After a decade away from music, Baker is cooking again


Anita Baker
 (The Spokesman-Review)
Nekesa Mumbi Moody Associated Press

Inside the offices of her new record label, Blue Note, Anita Baker is getting the full VIP treatment. A celebrity makeup artist works delicately on her face, a photo shoot awaits and staff members attend to her every need – including that crucial designer dress.

But after spending the past decade toiling away as a doting housewife, attentive mother and dutiful daughter, the R&B chanteuse is finding that returning to the spotlight isn’t all that easy.

“I’m used to getting up at 7, getting breakfast, getting the kids off to school, and doing the mommy thing and the wife thing and the daughter thing,” says Baker, who just released her first album in 10 years, “My Everything.”
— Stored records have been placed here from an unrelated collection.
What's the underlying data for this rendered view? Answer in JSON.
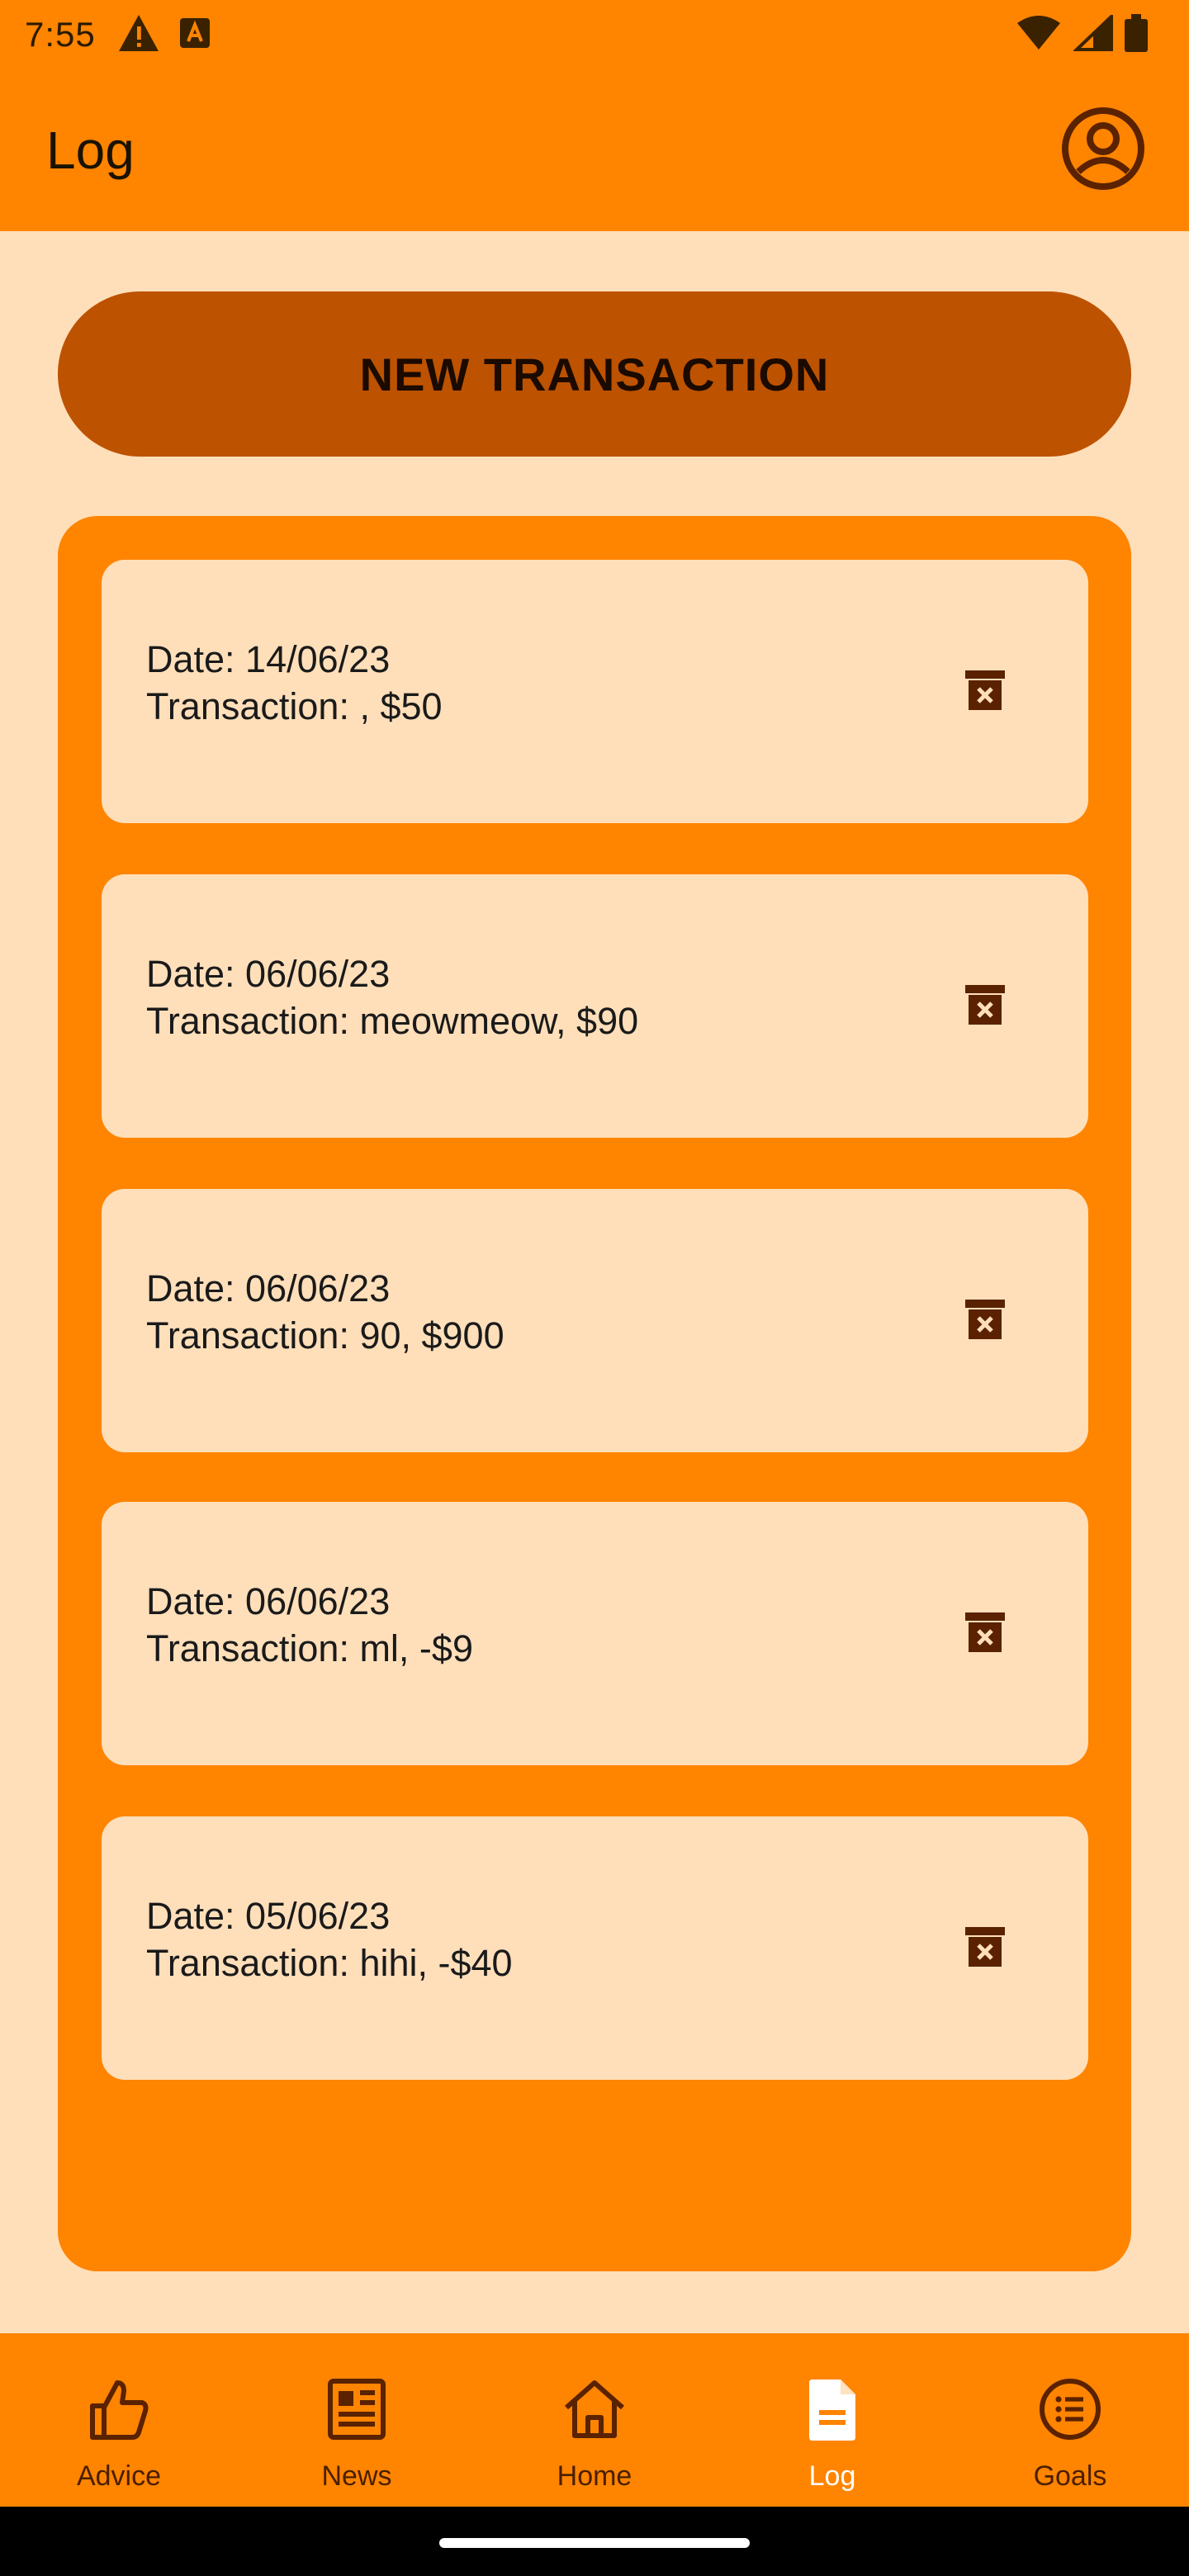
{
  "status_bar": {
    "time": "7:55",
    "left_icons": [
      "warning-icon",
      "keyboard-a-icon"
    ],
    "right_icons": [
      "wifi-icon",
      "signal-icon",
      "battery-icon"
    ]
  },
  "app_bar": {
    "title": "Log",
    "profile_icon": "account-circle-icon"
  },
  "new_transaction_label": "NEW TRANSACTION",
  "transactions": [
    {
      "date": "Date: 14/06/23",
      "transaction": "Transaction: , $50"
    },
    {
      "date": "Date: 06/06/23",
      "transaction": "Transaction: meowmeow, $90"
    },
    {
      "date": "Date: 06/06/23",
      "transaction": "Transaction: 90, $900"
    },
    {
      "date": "Date: 06/06/23",
      "transaction": "Transaction: ml, -$9"
    },
    {
      "date": "Date: 05/06/23",
      "transaction": "Transaction: hihi, -$40"
    }
  ],
  "bottom_nav": {
    "active": "Log",
    "items": [
      {
        "label": "Advice",
        "icon": "thumb-up-icon"
      },
      {
        "label": "News",
        "icon": "newspaper-icon"
      },
      {
        "label": "Home",
        "icon": "home-icon"
      },
      {
        "label": "Log",
        "icon": "document-icon"
      },
      {
        "label": "Goals",
        "icon": "list-circle-icon"
      }
    ]
  },
  "colors": {
    "primary": "#FF8400",
    "button": "#BD5200",
    "background": "#FFDFBA",
    "icon_dark": "#5A2200"
  }
}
“This is pretty self-absorbed, and I’ve gotta kinda turn that faucet back on because that’s been turned off for quite a while.”

Baker, known for late ‘80s and early ‘90s hits such as “Sweet Love,” “Been So Long” and “No One in the World,” turned off the faucet herself when her career was still thriving.

Her 1994 Grammy-winning album, “Rhythm of Love,” sold almost 2 million copies and included hits such as “I Apologize.”

“After ‘Rhythm of Love,’ I went home to recharge, and life just started happening,” says Baker, hair shorn in her trademark short cut, looking almost the same as a decade ago.

“I didn’t want to be in a situation where other people were raising my sons. We just settled into a very normal, suburban lifestyle, with two kids, a cat and a bird and a mommy and a daddy.”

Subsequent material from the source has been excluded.